The findings further indicated that the effect of clinician training dosage on reducing patients’ anxiety symptoms was stronger for racially-ethnically discordant patient-clinician pairs, compared with concordant pairs. DECIDE-PC can be an integral part of efforts to reduce mental health disparities, according to evidence documenting that patients from racial-ethnic minority groups are more likely to receive care from a racially-ethnically discordant provider and that these therapeutic dyads are more likely than concordant dyads to involve patient-clinician miscommunication (
53,
54) and patient dropout (
33,
55). The finding that reduced anxiety symptoms appeared to improve patient activation suggests that alleviation of anxiety symptoms could facilitate the development of patients’ motivation to manage their health and health care.

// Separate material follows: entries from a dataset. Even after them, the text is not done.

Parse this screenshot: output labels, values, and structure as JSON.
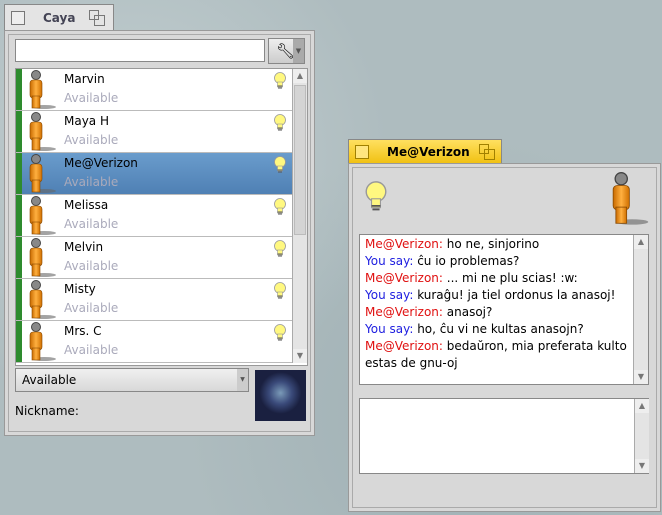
{
  "contacts_window": {
    "title": "Caya",
    "search_value": "",
    "contacts": [
      {
        "name": "Marvin",
        "status": "Available",
        "selected": false
      },
      {
        "name": "Maya H",
        "status": "Available",
        "selected": false
      },
      {
        "name": "Me@Verizon",
        "status": "Available",
        "selected": true
      },
      {
        "name": "Melissa",
        "status": "Available",
        "selected": false
      },
      {
        "name": "Melvin",
        "status": "Available",
        "selected": false
      },
      {
        "name": "Misty",
        "status": "Available",
        "selected": false
      },
      {
        "name": "Mrs. C",
        "status": "Available",
        "selected": false
      }
    ],
    "status_select": "Available",
    "nickname_label": "Nickname:",
    "nickname_value": ""
  },
  "chat_window": {
    "title": "Me@Verizon",
    "messages": [
      {
        "sender": "Me@Verizon:",
        "text": " ho ne, sinjorino",
        "from": "them"
      },
      {
        "sender": "You say:",
        "text": " ĉu io problemas?",
        "from": "you"
      },
      {
        "sender": "Me@Verizon:",
        "text": " ... mi ne plu scias! :w:",
        "from": "them"
      },
      {
        "sender": "You say:",
        "text": " kuraĝu! ja tiel ordonus la anasoj!",
        "from": "you"
      },
      {
        "sender": "Me@Verizon:",
        "text": " anasoj?",
        "from": "them"
      },
      {
        "sender": "You say:",
        "text": " ho, ĉu vi ne kultas anasojn?",
        "from": "you"
      },
      {
        "sender": "Me@Verizon:",
        "text": " bedaŭron, mia preferata kulto estas de gnu-oj",
        "from": "them"
      }
    ],
    "input_value": ""
  },
  "colors": {
    "available": "#2e8b2e",
    "selection": "#5a8cc0",
    "active_tab": "#f8d030",
    "them": "#e01010",
    "you": "#2020e0"
  }
}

The findings differ from those in previous studies (
4,
35) in that our study did not find a significant effect of the patient intervention on patient activation. This may be related to the double-blind design of the original trial—some patients in the intervention group did not receive the full benefit of the entire intervention at the time of the final assessment (see the original study [
24] for further explanation). Another methodological consideration concerns the fact that the sample in the study was highly educated, with a higher baseline level of activation, raising questions of a potential ceiling effect. However, the significant finding that a reduction in anxiety symptoms appeared to improve patient activation speaks to the importance of lowering anxiety symptoms for patients from racial-ethnic minority groups. Given that clinician dosage was effective in lowering patients’ anxiety, clinicians who received coaching sessions in the intervention may have been able to improve patient activation even in a highly activated patient population. Because of the design, we were unable to assess the effect of the interventions on patient activation and mental illness symptoms beyond three observation periods. Future studies examining the relationship between the development of patient activation and mental illness symptoms may consider a longer longitudinal design that allows for observation of this relationship over time.

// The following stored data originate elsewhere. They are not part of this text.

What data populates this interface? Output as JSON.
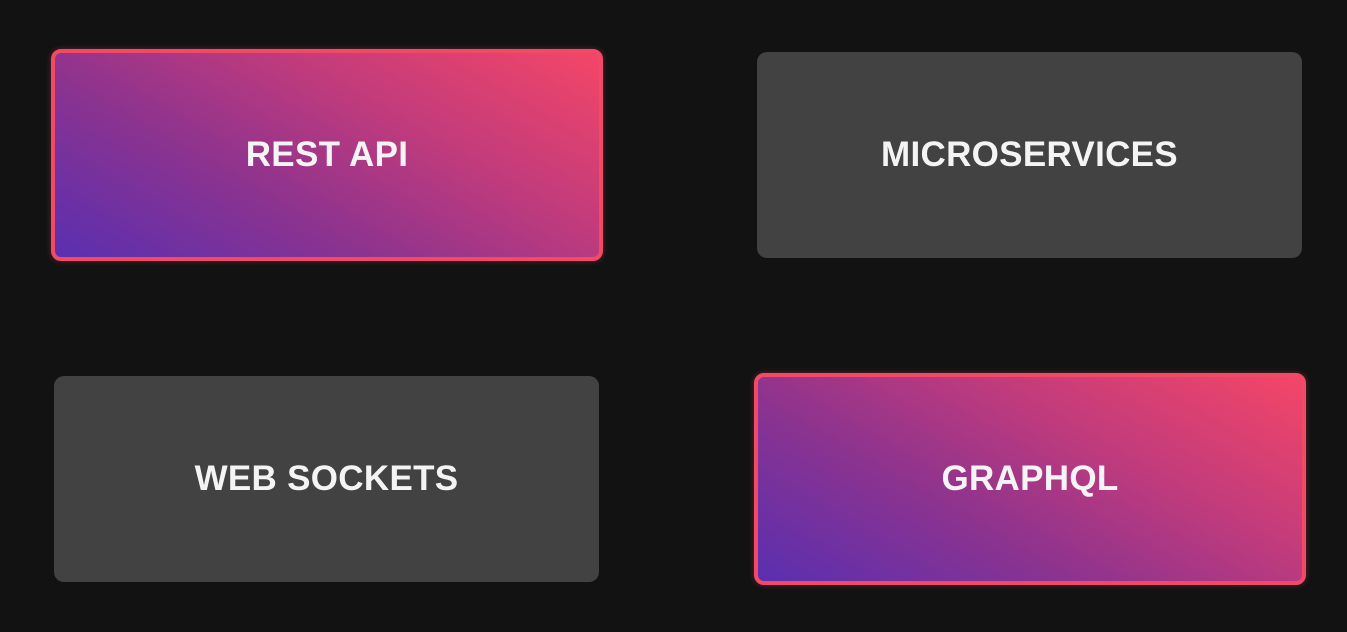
{
  "options": [
    {
      "label": "REST API",
      "state": "selected"
    },
    {
      "label": "MICROSERVICES",
      "state": "unselected"
    },
    {
      "label": "WEB SOCKETS",
      "state": "unselected"
    },
    {
      "label": "GRAPHQL",
      "state": "selected"
    }
  ],
  "colors": {
    "background": "#121212",
    "card_inactive": "#424242",
    "accent_border": "#f24a66",
    "gradient_start": "#5a2fb0",
    "gradient_end": "#f44667",
    "text": "#f4f4f4"
  }
}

Although the study examined the relationship between mental illness symptoms and patient activation in the context of the DECIDE interventions, this was not a treatment study of mental health outcomes; therefore, the results do not have implications regarding the therapeutic effectiveness of these interventions. Participants’ symptoms at baseline were consistent with those of a sample of patients receiving community behavioral health care, although the included measures did not indicate diagnoses. The results, therefore, cannot be generalized to patients with specific psychiatric diagnoses. Future studies of patients in mental health treatment that examine the association between patient activation and mental illness symptoms may consider examining treatment-related factors (e.g., clinical diagnoses and time in treatment) that contribute to the association between patient activation and a reduction in symptoms of mental illness.
Conclusions
Behavioral health clinicians face new demands in connecting with patients of diverse backgrounds, whose customs and values may differ from their own. The DECIDE-PC is a clinician intervention that was found to lessen patients’ anxiety, and reduced anxiety was found to be associated with improved patient activation. Clinicians working with diverse behavioral health patients are encouraged to obtain regular training to routinely integrate into their practice a collaborative style of open communication with patients, with the goal of improving patient activation.